Lalu Kami keluarkan orang-orang yang beriman (mukminin) yang berada di negeri kaum Luth itu. Dan Kami tidak mendapati negeri itu, kecuali sebuah rumah dari orang yang berserah diri (muslimin). (QS. Adz-Dzariyat 51 : 35-36).

Penunjukkan dalil tersebut, bahwasanya maksudnya adalah kaum mukminin dan muslimin dalam ayat Luth ‘alaihissalam dan kaum mukminin dari keluarganya. Maka ketika berbicara terhadap sesuatu yang satu dengan dua lafadz, hal itu menunjukkan atas satunya maksud dari dua lafadz tersebut. Mungkin jawaban atas hal ini adalah bahwasanya mereka sepakat bahwa setiap muslim adalah mukmin. Hal ini berbeda dalam hakikat iman dan Islam.
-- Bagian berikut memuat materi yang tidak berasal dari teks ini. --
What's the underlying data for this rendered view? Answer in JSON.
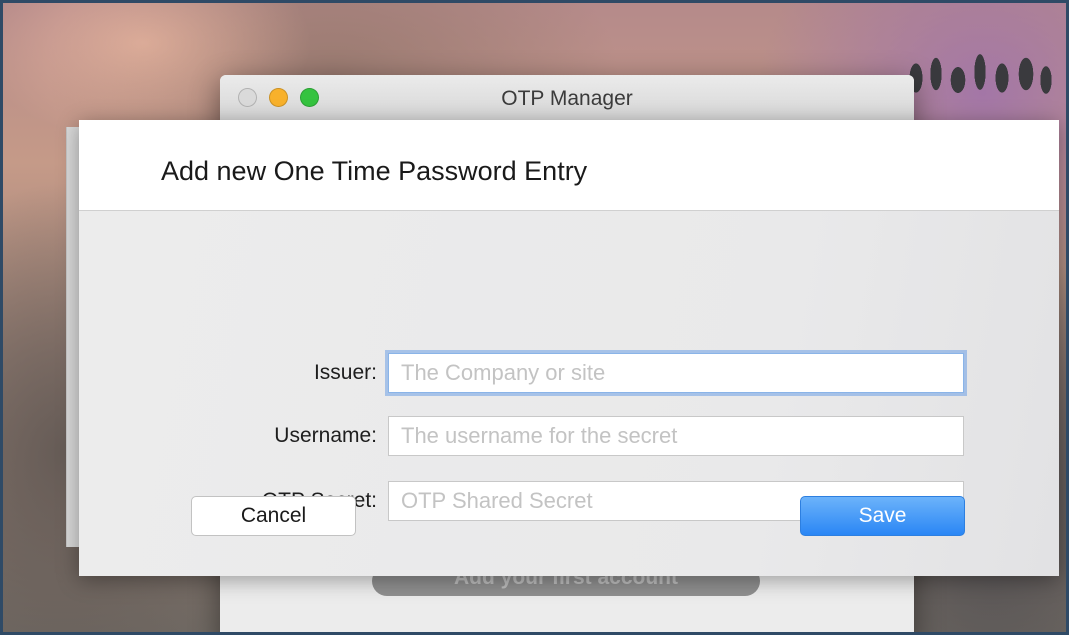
{
  "main_window": {
    "title": "OTP Manager",
    "background_button_label": "Add your first account"
  },
  "sheet": {
    "title": "Add new One Time Password Entry",
    "fields": [
      {
        "label": "Issuer:",
        "placeholder": "The Company or site",
        "value": ""
      },
      {
        "label": "Username:",
        "placeholder": "The username for the secret",
        "value": ""
      },
      {
        "label": "OTP Secret:",
        "placeholder": "OTP Shared Secret",
        "value": ""
      }
    ],
    "cancel_label": "Cancel",
    "save_label": "Save"
  },
  "colors": {
    "accent_blue": "#2a86f5",
    "focus_ring": "#8ab4e8",
    "minimize_yellow": "#f8b12b",
    "zoom_green": "#35c33f"
  }
}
Kedua: kesepakatan bahwasanya tidak ada mukmin yang bukan muslim dan tidak ada muslim yang bukan mukmin. Maka siapa saja yang dihukumi dengan Islam maka ia juga dihukumi dengan iman, demikian pula sebaliknya. Dan akan dijawab juga mengenai hal ini: bahwasanya perbedaan tidak dalam hal ini akan tetapi dari sisi sebutan Islam atas seseorang dari sifat manusia dan dari sisi sebutan iman atas seseorang.
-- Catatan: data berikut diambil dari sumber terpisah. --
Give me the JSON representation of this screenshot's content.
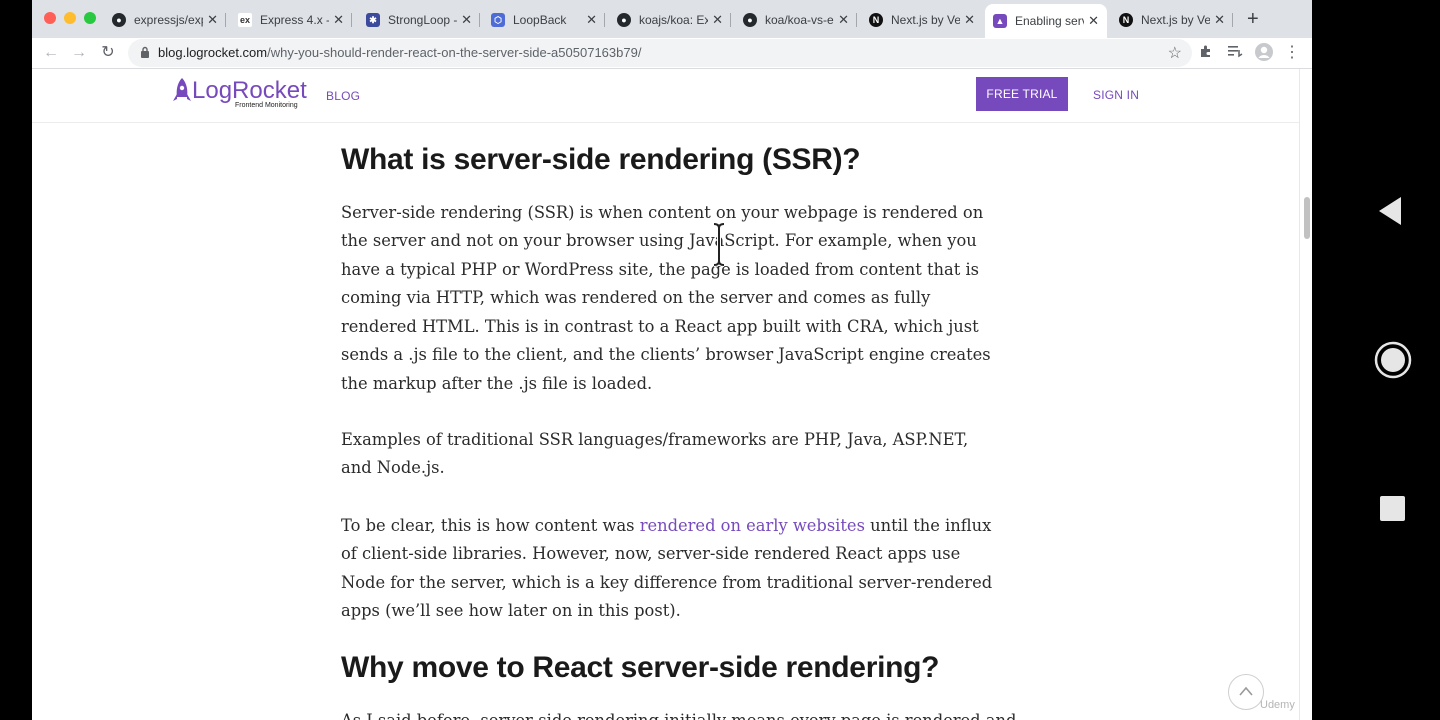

Dan juga bahwasanya perbedaan tersebut tidak berakibat pada hasil suatu amal karena seorang muslim dia adalah mukmin dan seorang mukmin dia adalah muslim berdasarkan kesepakatan sebagaimana yang telah dibahas di awal. Maka seharusnya perhatian kita tertuju kepada penjelasan yang sebelumnya bahwasanya yang selamat di sisi Allah adalah orang yang membenarkan segala sesuatu yang dibawa oleh Muhammad shallallahu ‘alaihi wasallam, ridho terhadapnya, dan tunduk kepadanya. Adapun yang dibawa oleh Nabi Muhammad shallallahu ‘alaihi wasallam ada yang berhubungan dengan qalbu dan ada yang berhubungan dengan anggota badan. Adapun yang berkaitan dengan qalbu adalah apa – apa yang disebut oleh Jibril ‘alaihissalam sebagai iman, maka wajib membenarkannya secara pasti dan sempurna. Adapun yang berkaitan dengan anggota badan adalah apa – apa yang disebut oleh Jibril ‘alaihissalam sebagai Islam, maka juga wajib membenarkan wajibnya hal tersebut, ridho terhadapnya, dan tunduk kepadanya, sama saja apakah ia beramal dengannya ataukah tidak kecuali mengucapkan dua kalimat syahadat yang telah dijelaskan hukumnya. Oleh karena itu kami mendapati para fuqoha’ ketika membicarakan sholat, zakat, dsb dari kewajiban – kewajiban yang masyhur mereka berkata: barang siapa yang meninggalkannya karena mengingkari wajibnya hal tersebut maka ia adalah kafir. Juga ketika membicarakan keharaman yang masyhur mereka berkata: barang siapa yang mengerjakannya karena ia menghalalkannya maka ia adalah kafir. Oleh karena itu kami tidak mengkafirkan orang yang meninggalkan kewajiban – kewajiban selama ia tetap meyakini wajibnya hal tersebut, dan juga bagi orang yang mengerjakan keharaman selama ia tetap meyakini keharamannya sebagaimana yang akan kami jelaskan nanti insya Allah.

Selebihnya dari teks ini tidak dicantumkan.